🤖 AI Summary
This work exposes a systematic limitation of large language models (LLMs) as unsupervised evaluators for dialogue response correctness: their judgment accuracy is strongly contingent on their own problem-solving capability, leading to a “consistency trap”—a sharp decline in discrimination performance when the LLM itself produces incorrect answers. To address this, the authors introduce BFF-Bench, a novel benchmark comprising 1,200 human-annotated dialogue evaluation instances, and conduct multi-model experiments (e.g., Qwen-2.5-7B, GPT-4o) with fine-grained consistency analysis.

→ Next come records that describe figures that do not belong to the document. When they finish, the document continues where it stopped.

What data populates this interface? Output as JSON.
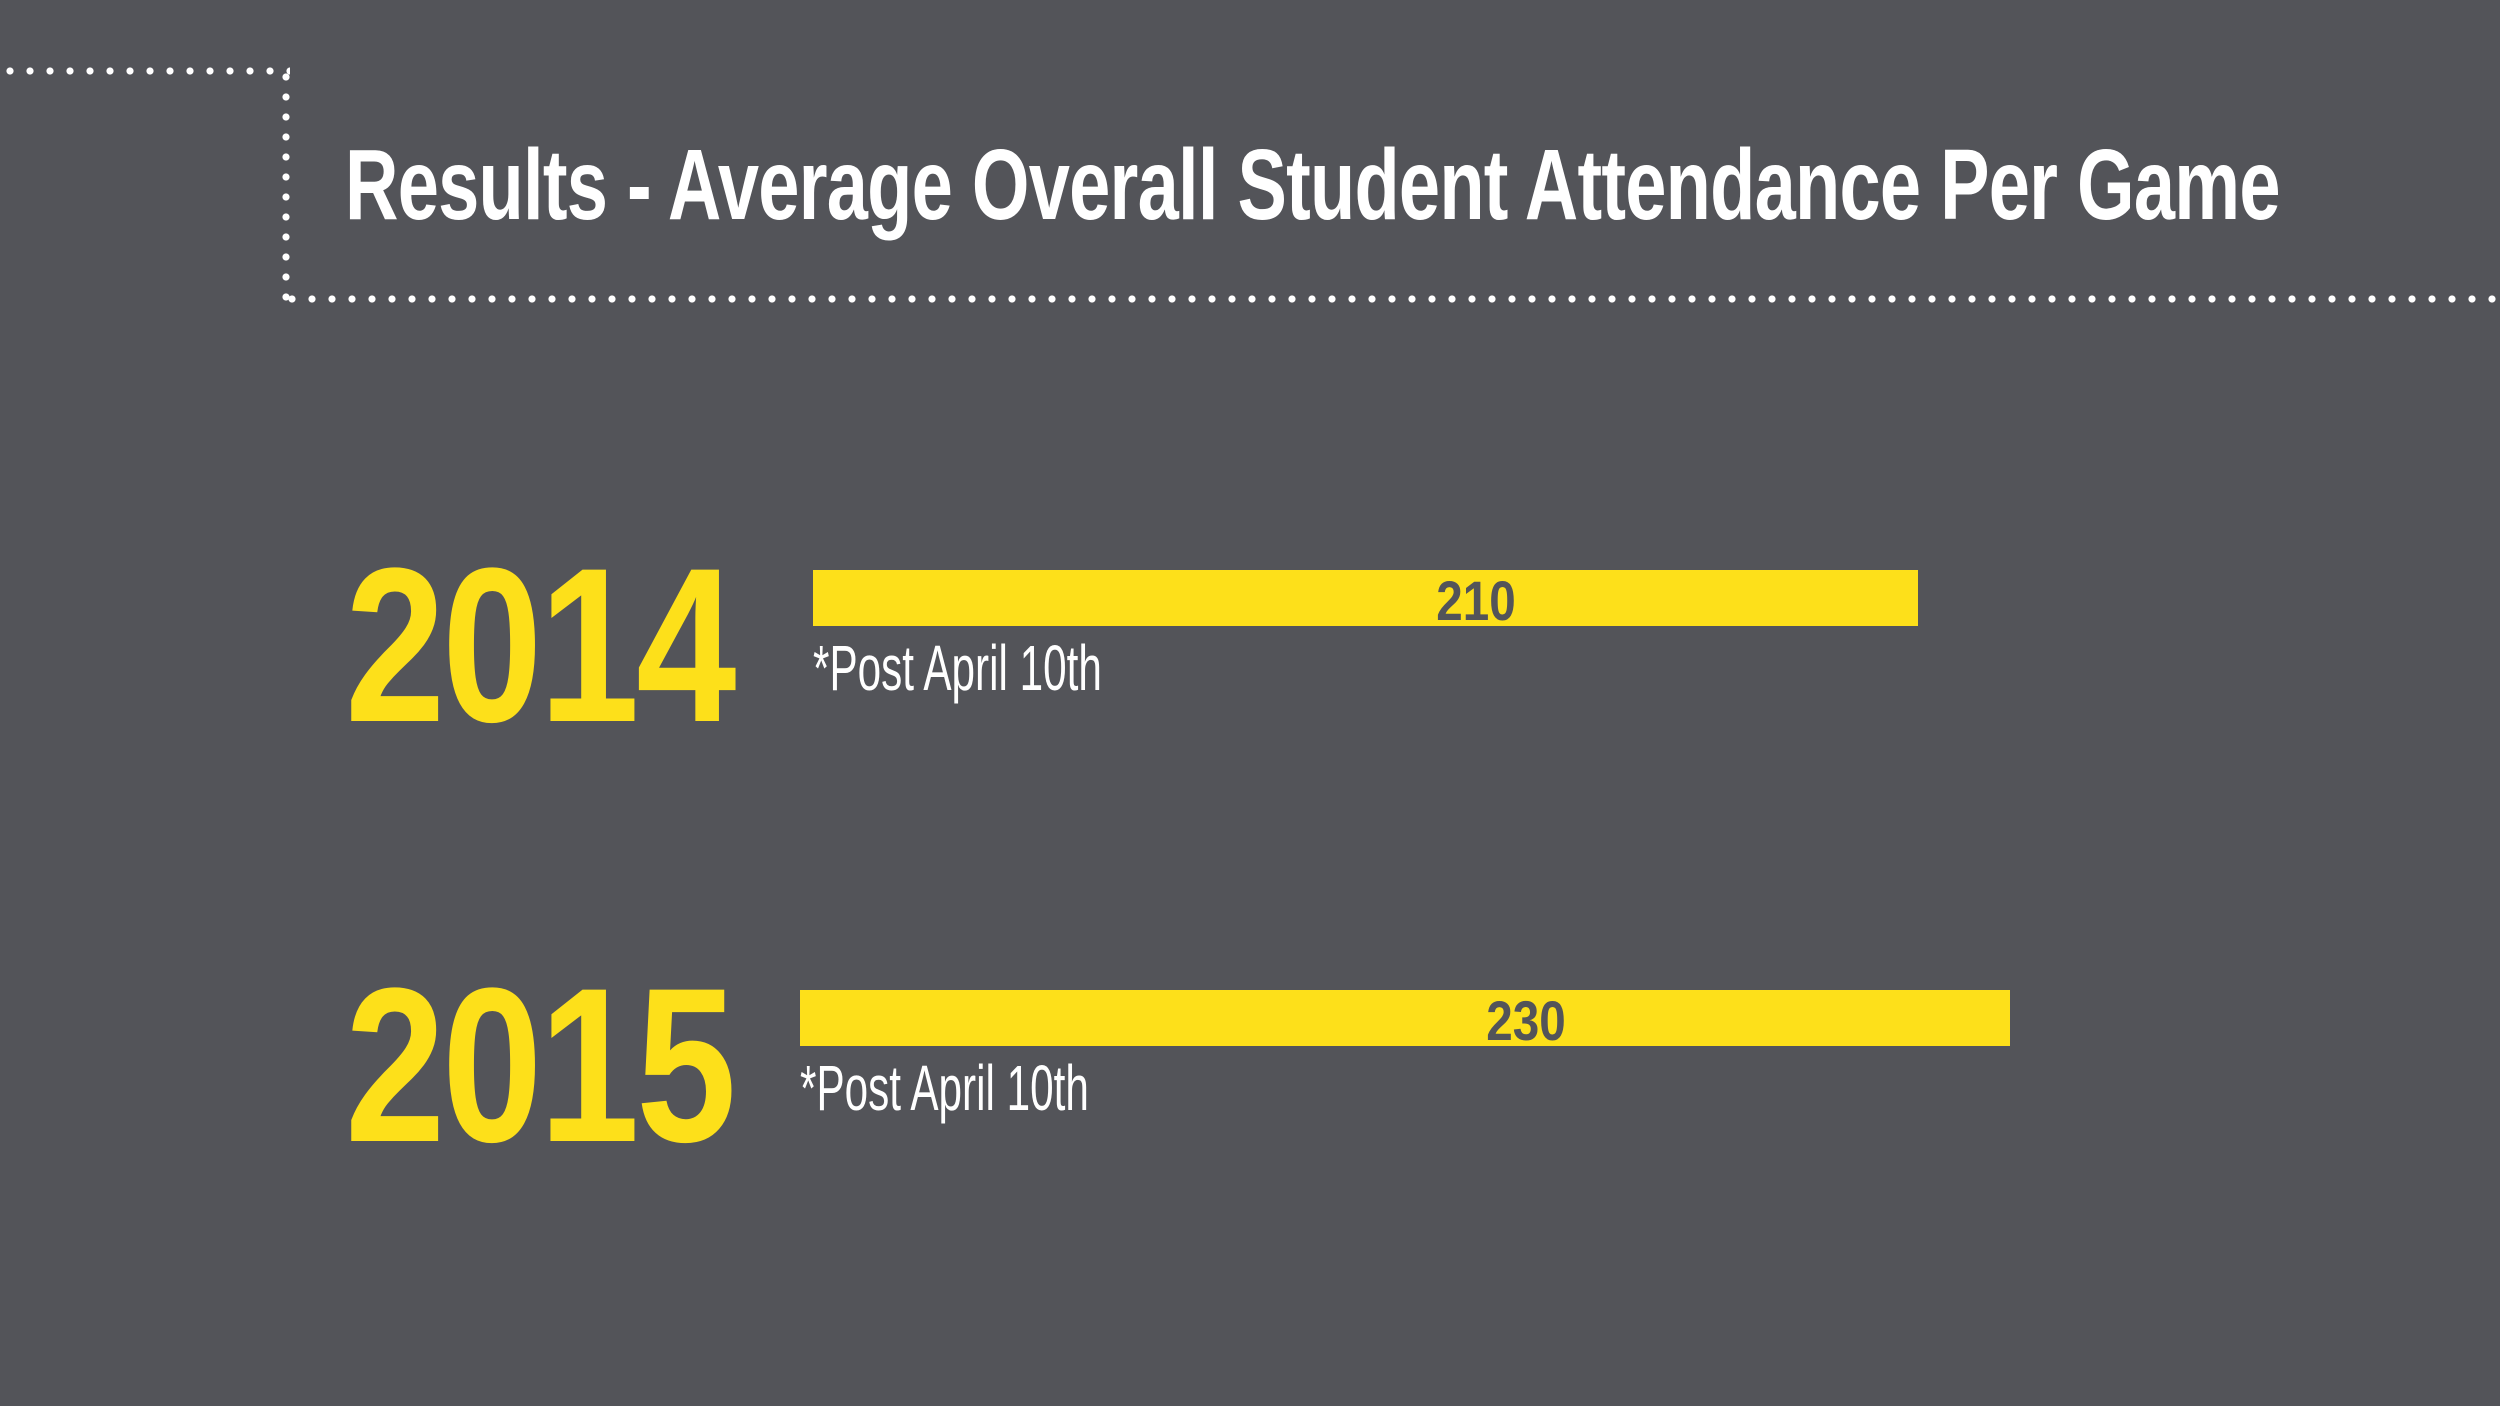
{
  "title": "Results - Average Overall Student Attendance Per Game",
  "colors": {
    "background": "#535459",
    "accent": "#fde01a",
    "text": "#ffffff"
  },
  "chart_data": {
    "type": "bar",
    "orientation": "horizontal",
    "title": "Results - Average Overall Student Attendance Per Game",
    "categories": [
      "2014",
      "2015"
    ],
    "values": [
      210,
      230
    ],
    "data_labels": [
      "210",
      "230"
    ],
    "annotations": [
      "*Post April 10th",
      "*Post April 10th"
    ],
    "xlim": [
      0,
      283
    ],
    "grid": false,
    "legend": "none"
  }
}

They propose, for the first time, calibrating LLM judges using high-quality human reference responses as anchors. Empirical results demonstrate that pairing a weaker LLM judge with high-quality human references achieves higher answer consistency—by up to 12.3%—than pairing a stronger LLM with low-quality synthetic references. This validates the core insight that reference quality outweighs model strength in LLM-based evaluation.
📝 Abstract
LLM-as-a-Judge is a framework that uses an LLM (large language model) to evaluate the quality of natural language text - typically text that is also generated by an LLM. This framework holds great promise due to its relative low-cost, ease of use, and strong correlations with human stylistic preferences. However, LLM Judges have been shown to exhibit biases that can distort their judgments. We evaluate how well LLM Judges can grade whether a given response to a conversational question is correct, an ability crucial to soundly estimating the overall response quality. To do so, we create and publicly release a human-annotated dataset with labels of correctness for 1,200 LLM responses. We source questions from a combination of existing datasets and a novel, challenging benchmark (BFF-Bench) created for this analysis. We demonstrate a strong connection between an LLM's ability to correctly answer a question and grade responses to that question. Although aggregate level statistics might imply a judge has high agreement with human annotators, it will struggle on the subset of questions it could not answer. To address this issue, we recommend a simple solution: provide the judge with a correct, human-written reference answer. We perform an in-depth analysis on how reference quality can affect the performance of an LLM Judge. We show that providing a weaker judge (e.g. Qwen 2.5 7B) with higher quality references reaches better agreement with human annotators than a stronger judge (e.g. GPT-4o) with synthetic references.